The testing and the results
For a while now we have been developing a mobile game designed to teach kids the fundamentals of computer programming. Making the game took a lot of hard work from our development team, hard work which paid off last week when we were finally able to get some real users in for testing!
The first run at testing a new project is always the most exciting but can also be more than a little nerve racking! For the first time, you get to see your target user’s initial reactions. Lots of questions arise and you start to worry – will they like it? Is it too complex? Will the game crash immediately? However, we can get the information we need at this early stage of testing, we can address any functional or usability issues or bugs and ensure that the development plan is heading in the right direction.
So, on to the most important question – what did we learn from this testing?
Who we tested
We carried out our initial game testing with a target user group of 55 kids, aged 5-8 years, from different elementary schools in the Tampere region of Finland.
UI, UX and Functionality Testing
We primarily wanted to focus on testing the UI (User Interface), UX (User Experience) and the functionality of our game. We were curious about the familiarity that this particular target user group would have with existing games and apps. Would these young users recognize a ‘play’ button? Would they understand (or have the patience for) a tutorial? How would they approach the game inputs (buttons etc.)
The results amazed us. All of our test group participants showed intuitive thinking and even the youngest kids succeeded in loading and beginning the game. The majority of the kids had played similar games already and were therefore familiar with the logic of the game. As the kids kept playing the game and advanced onto further levels, they found many bugs that we were not aware of.
Users are creative and testing allows us to see the different ways in which our particular target group approach our product. While we are happy that our game is understandable and playable, this testing helps us to identify the product’s weaknesses, from an outsider’s point of view. The testing highlighted the areas that we need to work on to improve the game, areas that we may never have identified by ourselves. That is the beauty of testing with real-world end users.
It was really amazing to see how smart these small kids were! You should never underestimate your end users, no matter how small they are.
Testing the Fun Factor:
Our game is an educational game. As the logic of the game can be quite ‘deep’, we advise parents, teachers or adults to supervise children when they are playing the game. The main focus of the game is on education, but we also want our users to have fun! We believe in “learning through entertainment” so we designed our game in such a way that kids will see the game as something fun and entertaining, making learning more accessible.
In the testing session, we carefully observed each kid as they played the game and tried to identify the elements they liked the most about the game and also the elements that they disliked. Did they think the game was fun? Well, almost all of the kids liked our characters, enemy characters, our game graphics, and the theme. There were diverse opinions and suggestions from boys and girls about adding new characters. This feedback was somewhat expected, but highly regarded!

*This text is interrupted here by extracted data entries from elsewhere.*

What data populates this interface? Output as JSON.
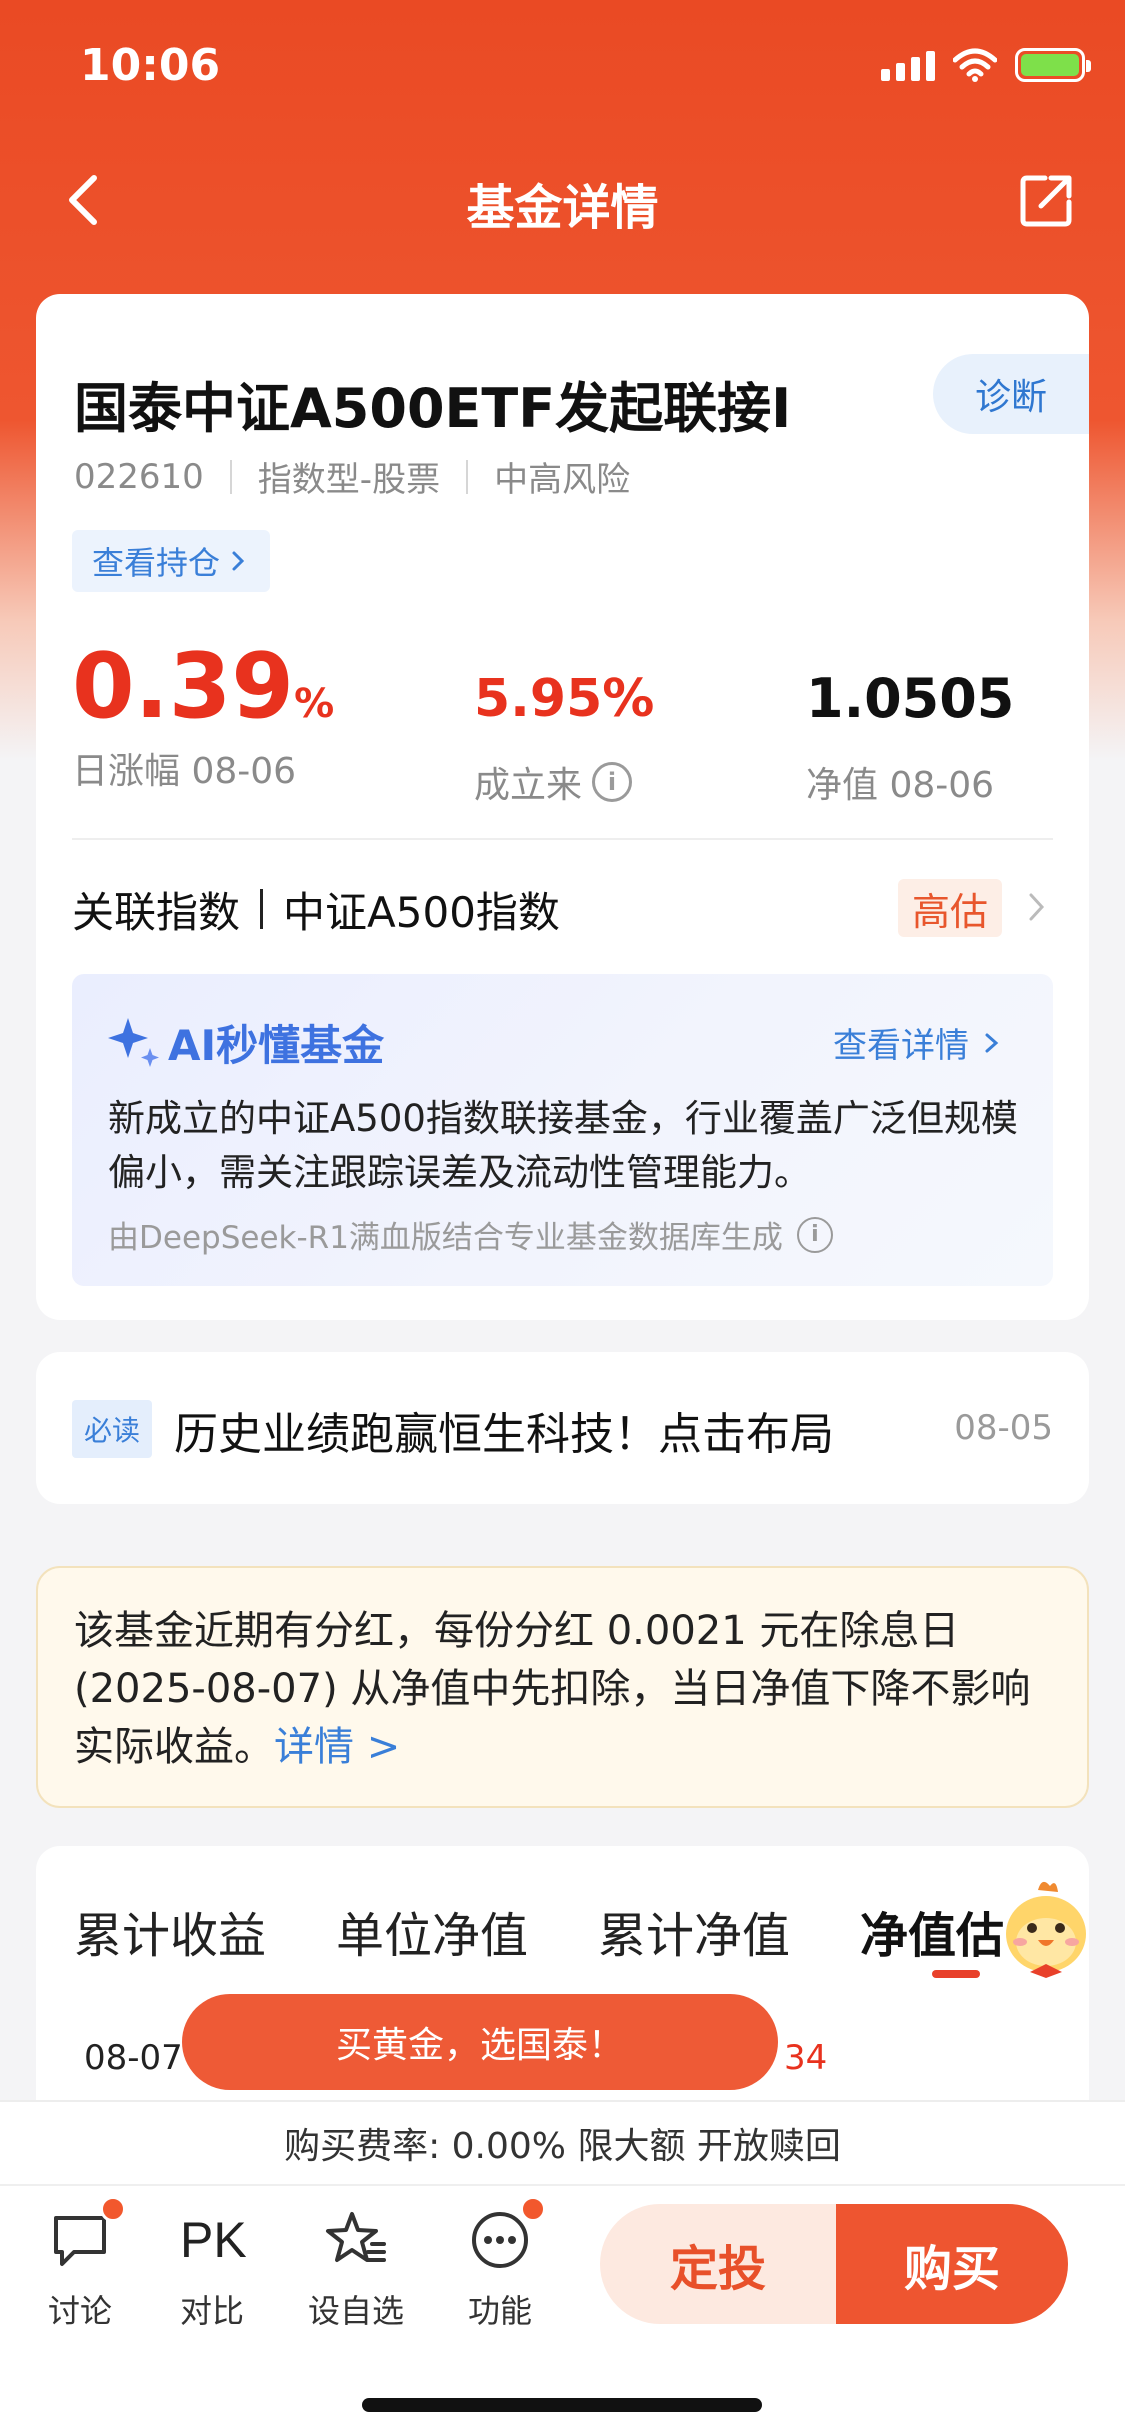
{
  "status_bar": {
    "time": "10:06"
  },
  "nav": {
    "title": "基金详情"
  },
  "fund": {
    "name": "国泰中证A500ETF发起联接I",
    "diagnose_label": "诊断",
    "code": "022610",
    "type": "指数型-股票",
    "risk": "中高风险",
    "holdings_label": "查看持仓",
    "daily_change_value": "0.39",
    "daily_change_unit": "%",
    "daily_change_label": "日涨幅 08-06",
    "since_inception_value": "5.95%",
    "since_inception_label": "成立来",
    "nav_value": "1.0505",
    "nav_label": "净值 08-06",
    "index_label": "关联指数",
    "index_name": "中证A500指数",
    "valuation_badge": "高估"
  },
  "ai": {
    "title": "AI秒懂基金",
    "more_label": "查看详情",
    "summary": "新成立的中证A500指数联接基金，行业覆盖广泛但规模偏小，需关注跟踪误差及流动性管理能力。",
    "footnote": "由DeepSeek-R1满血版结合专业基金数据库生成"
  },
  "news": {
    "badge": "必读",
    "title": "历史业绩跑赢恒生科技！点击布局",
    "date": "08-05"
  },
  "notice": {
    "text": "该基金近期有分红，每份分红 0.0021 元在除息日 (2025-08-07) 从净值中先扣除，当日净值下降不影响实际收益。",
    "link_label": "详情 >"
  },
  "chart_tabs": {
    "tabs": [
      "累计收益",
      "单位净值",
      "累计净值",
      "净值估"
    ],
    "active_index": 3,
    "row_date": "08-07",
    "row_value": "34"
  },
  "promo": {
    "label": "买黄金，选国泰！"
  },
  "fee": {
    "text": "购买费率: 0.00% 限大额 开放赎回"
  },
  "bottom": {
    "discuss_label": "讨论",
    "pk_icon_text": "PK",
    "compare_label": "对比",
    "watchlist_label": "设自选",
    "function_label": "功能",
    "dingtou_label": "定投",
    "buy_label": "购买"
  },
  "colors": {
    "brand": "#ea4a24",
    "rise": "#e8321e",
    "link": "#3a7fd8",
    "buy_button": "#ee5530"
  }
}
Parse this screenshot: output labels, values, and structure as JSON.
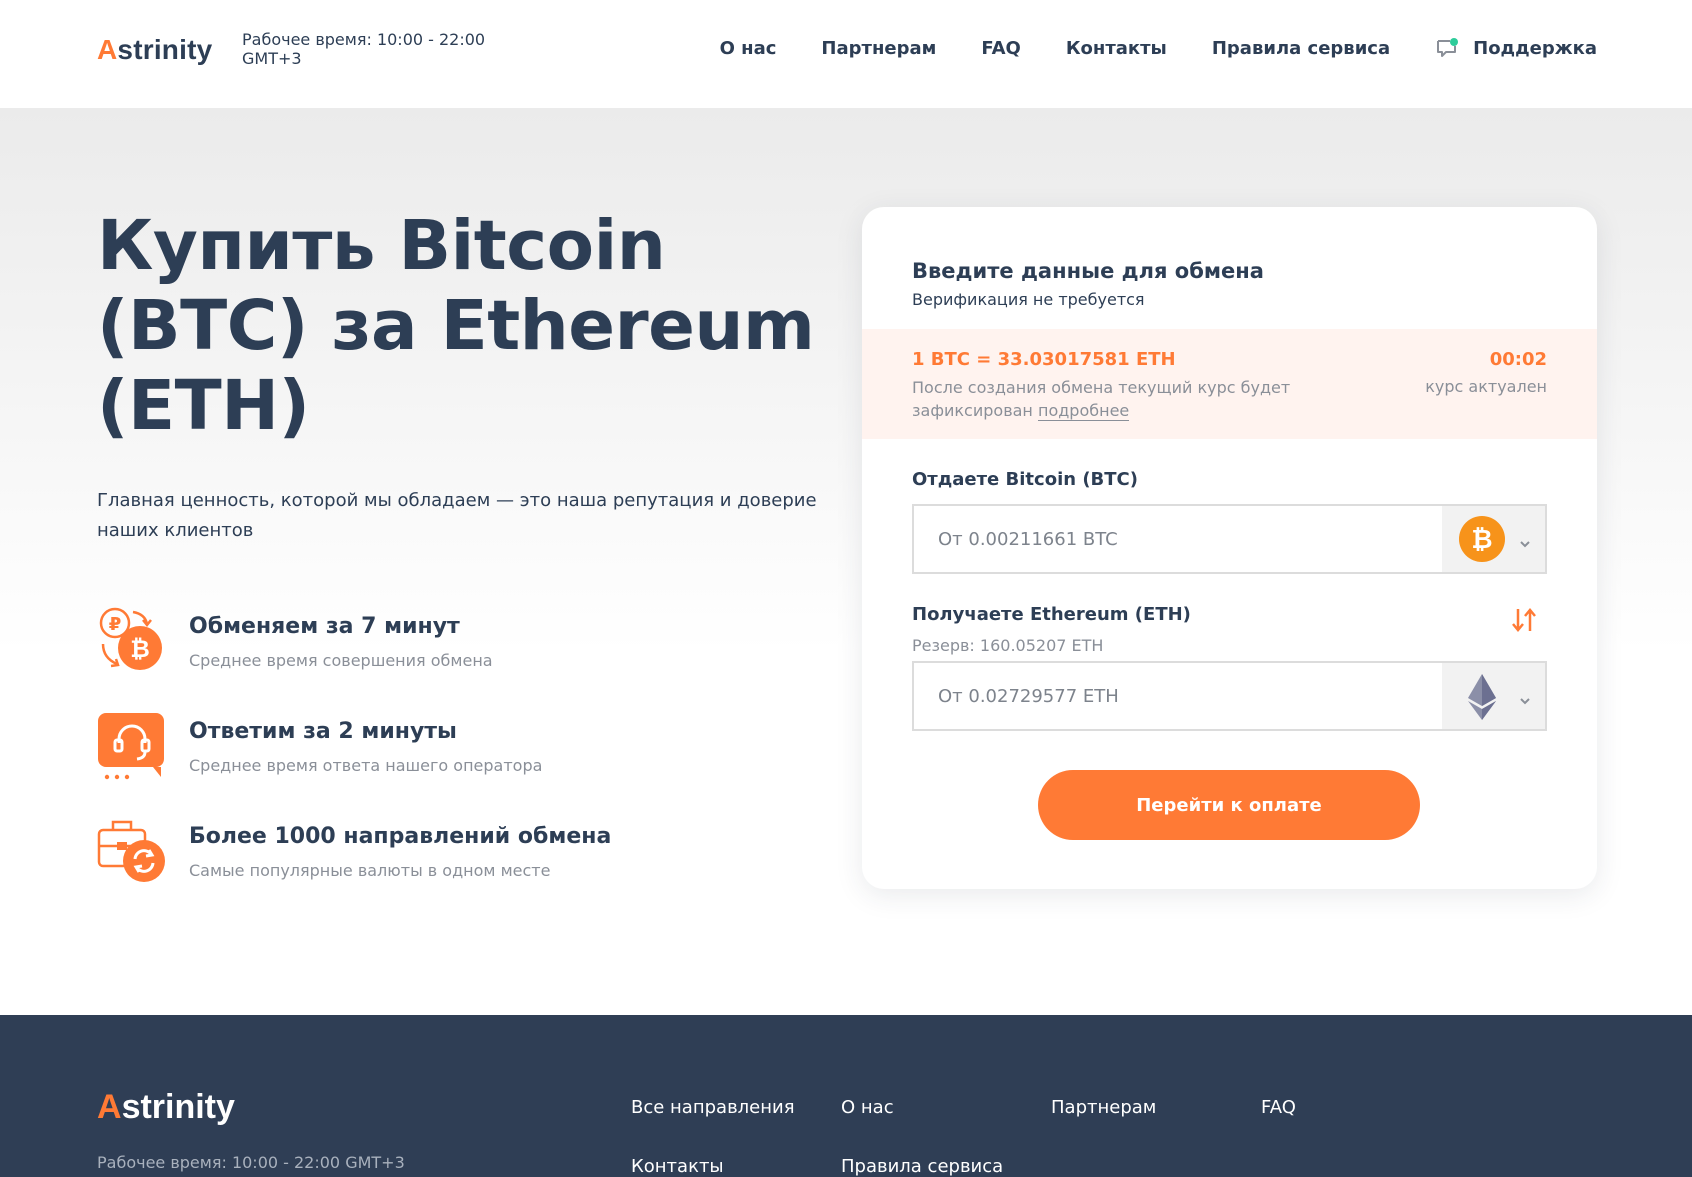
{
  "header": {
    "logo_first": "A",
    "logo_rest": "strinity",
    "worktime": "Рабочее время: 10:00 - 22:00 GMT+3",
    "nav": [
      "О нас",
      "Партнерам",
      "FAQ",
      "Контакты",
      "Правила сервиса"
    ],
    "support_label": "Поддержка",
    "support_icon": "chat-icon"
  },
  "hero": {
    "title": "Купить Bitcoin (BTC) за Ethereum (ETH)",
    "subtitle": "Главная ценность, которой мы обладаем — это наша репутация и доверие наших клиентов",
    "features": [
      {
        "icon": "exchange-ruble-bitcoin-icon",
        "title": "Обменяем за 7 минут",
        "text": "Среднее время совершения обмена"
      },
      {
        "icon": "operator-headset-icon",
        "title": "Ответим за 2 минуты",
        "text": "Среднее время ответа нашего оператора"
      },
      {
        "icon": "briefcase-exchange-icon",
        "title": "Более 1000 направлений обмена",
        "text": "Самые популярные валюты в одном месте"
      }
    ]
  },
  "exchange": {
    "title": "Введите данные для обмена",
    "subtitle": "Верификация не требуется",
    "rate": "1 BTC = 33.03017581 ETH",
    "rate_note": "После создания обмена текущий курс будет зафиксирован",
    "rate_link": "подробнее",
    "timer": "00:02",
    "timer_label": "курс актуален",
    "give_label": "Отдаете Bitcoin (BTC)",
    "give_placeholder": "От 0.00211661 BTC",
    "give_currency_icon": "bitcoin-icon",
    "get_label": "Получаете Ethereum (ETH)",
    "reserve": "Резерв: 160.05207 ETH",
    "get_placeholder": "От 0.02729577 ETH",
    "get_currency_icon": "ethereum-icon",
    "pay_button": "Перейти к оплате"
  },
  "footer": {
    "logo_first": "A",
    "logo_rest": "strinity",
    "worktime": "Рабочее время: 10:00 - 22:00 GMT+3",
    "links": [
      "Все направления",
      "О нас",
      "Партнерам",
      "FAQ",
      "Контакты",
      "Правила сервиса"
    ]
  },
  "colors": {
    "accent": "#ff7a35",
    "text_dark": "#2d3e55",
    "text_muted": "#8a8f98",
    "footer_bg": "#2f3e55",
    "rate_bg": "#fff3ef"
  }
}
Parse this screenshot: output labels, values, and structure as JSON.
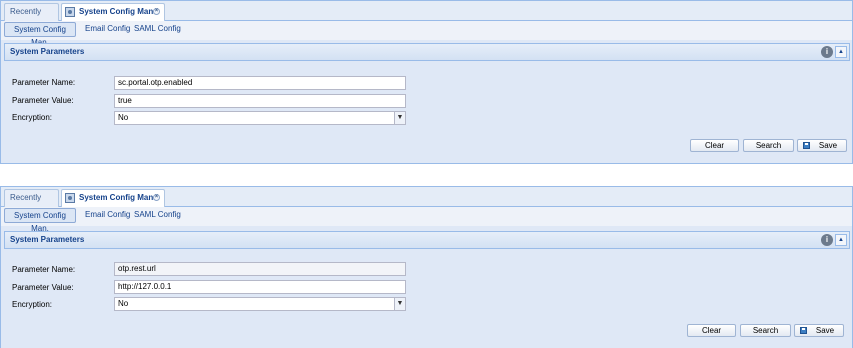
{
  "screens": [
    {
      "tabs": {
        "recent": "Recently View",
        "active": "System Config Man.",
        "close": "×"
      },
      "subtabs": {
        "active": "System Config Man.",
        "email": "Email Config",
        "saml": "SAML Config"
      },
      "section": {
        "title": "System Parameters",
        "help_icon": "info-icon",
        "collapse": "▲"
      },
      "form": {
        "name_label": "Parameter Name:",
        "name_value": "sc.portal.otp.enabled",
        "value_label": "Parameter Value:",
        "value_value": "true",
        "enc_label": "Encryption:",
        "enc_value": "No",
        "enc_trigger": "▼"
      },
      "buttons": {
        "clear": "Clear",
        "search": "Search",
        "save": "Save"
      }
    },
    {
      "tabs": {
        "recent": "Recently View",
        "active": "System Config Man.",
        "close": "×"
      },
      "subtabs": {
        "active": "System Config Man.",
        "email": "Email Config",
        "saml": "SAML Config"
      },
      "section": {
        "title": "System Parameters",
        "help_icon": "info-icon",
        "collapse": "▲"
      },
      "form": {
        "name_label": "Parameter Name:",
        "name_value": "otp.rest.url",
        "value_label": "Parameter Value:",
        "value_value": "http://127.0.0.1",
        "enc_label": "Encryption:",
        "enc_value": "No",
        "enc_trigger": "▼"
      },
      "buttons": {
        "clear": "Clear",
        "search": "Search",
        "save": "Save"
      }
    }
  ]
}
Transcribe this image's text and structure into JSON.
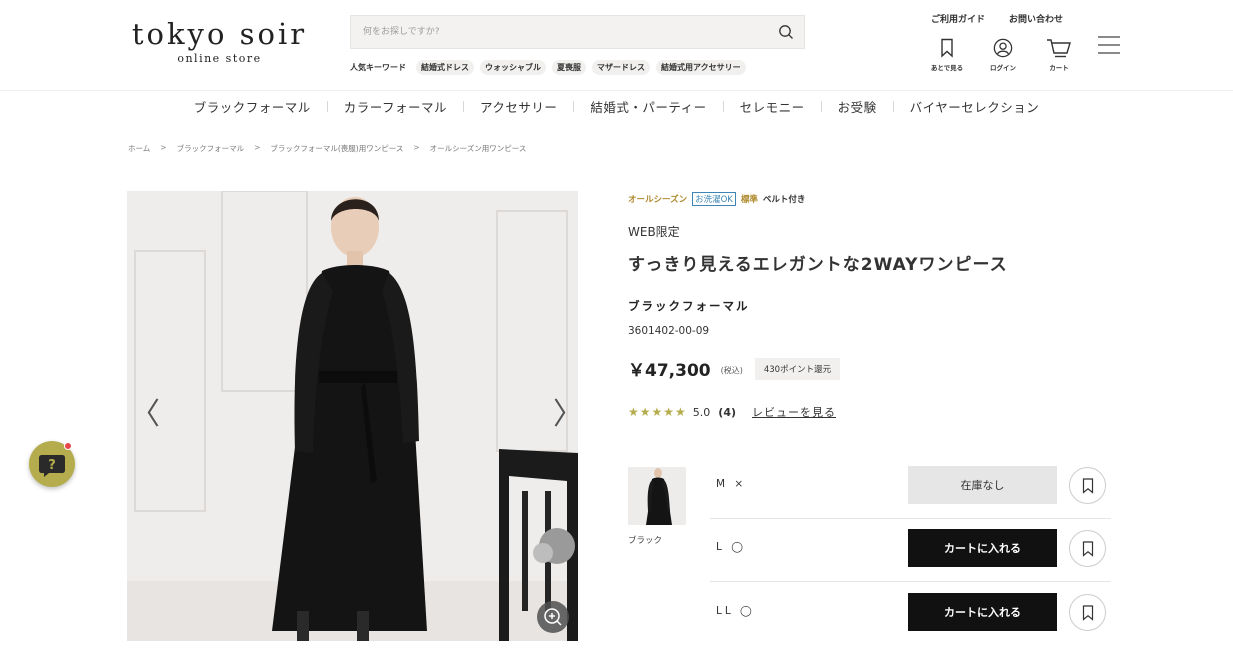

After completing a level in the game, the player receives 1 to 3 yellow golden stars. Every kid wanted to get three stars in the game. They were really enthusiastic about what was coming next. They wanted to keep playing level after level. Many kids were saying “Yesss!” and asking for high fives every time they completed a level. The whole testing was full of mind-blowing excitement from them. Therefore, we gathered from this that the game does indeed have quite a fun factor!
Music is the main theme of the game. Throughout the game, Hopper, the main character, collects musical notes and pieces of music. Because of this, it was really important that we creating good music and sounds for the game. Along with the style of the graphics and artwork in the game, music is key in creating an atmosphere and mood for the game – it can affect how the user feels while playing the game. Of course, we loved the sounds and music that we created, but we wanted to know what the target group thought of it. What kind of emotions and thoughts would it stir up for them? During testing, we uncovered some complaints about different aspects of the game from kids, teachers, and parents, but when it came to Audio/Music testing, the only feedback we got was positive. This was a really proud moment for us. At least something we have created was close to perfect. That made us really happy.
Complexity and reliability of the game
The basic principle of our game is that it gets more complex along the way. Some kids understood the logic easily and some took some time to understand. Some completed a few levels very fast and some took a little longer time to complete the same number of levels. But this was to be expected. Our main goal was to teach problem-solving skills to the kids. In many cases during the testing, no matter how long it took, we let the kids solve by themselves without our help. It took time but they did it. That was the goal.
We can see from this testing that we have a game that has a lot of potentials. As it stands at its current stage of development, the game has many strengths but also some weaknesses that our team can now tackle and iron out. Looking at our user group interacting with our product brought home the ever important need to focus on TESTING, TESTING, and more TESTING from the very start of development. Testing the game in different stages with your target group helps improve the game and ultimately, will give users the best experience.
Really big thanks to Peltovainion Päiväkoti, Irjalan Päiväkoti and Emmi Neilimo for making the testing happen.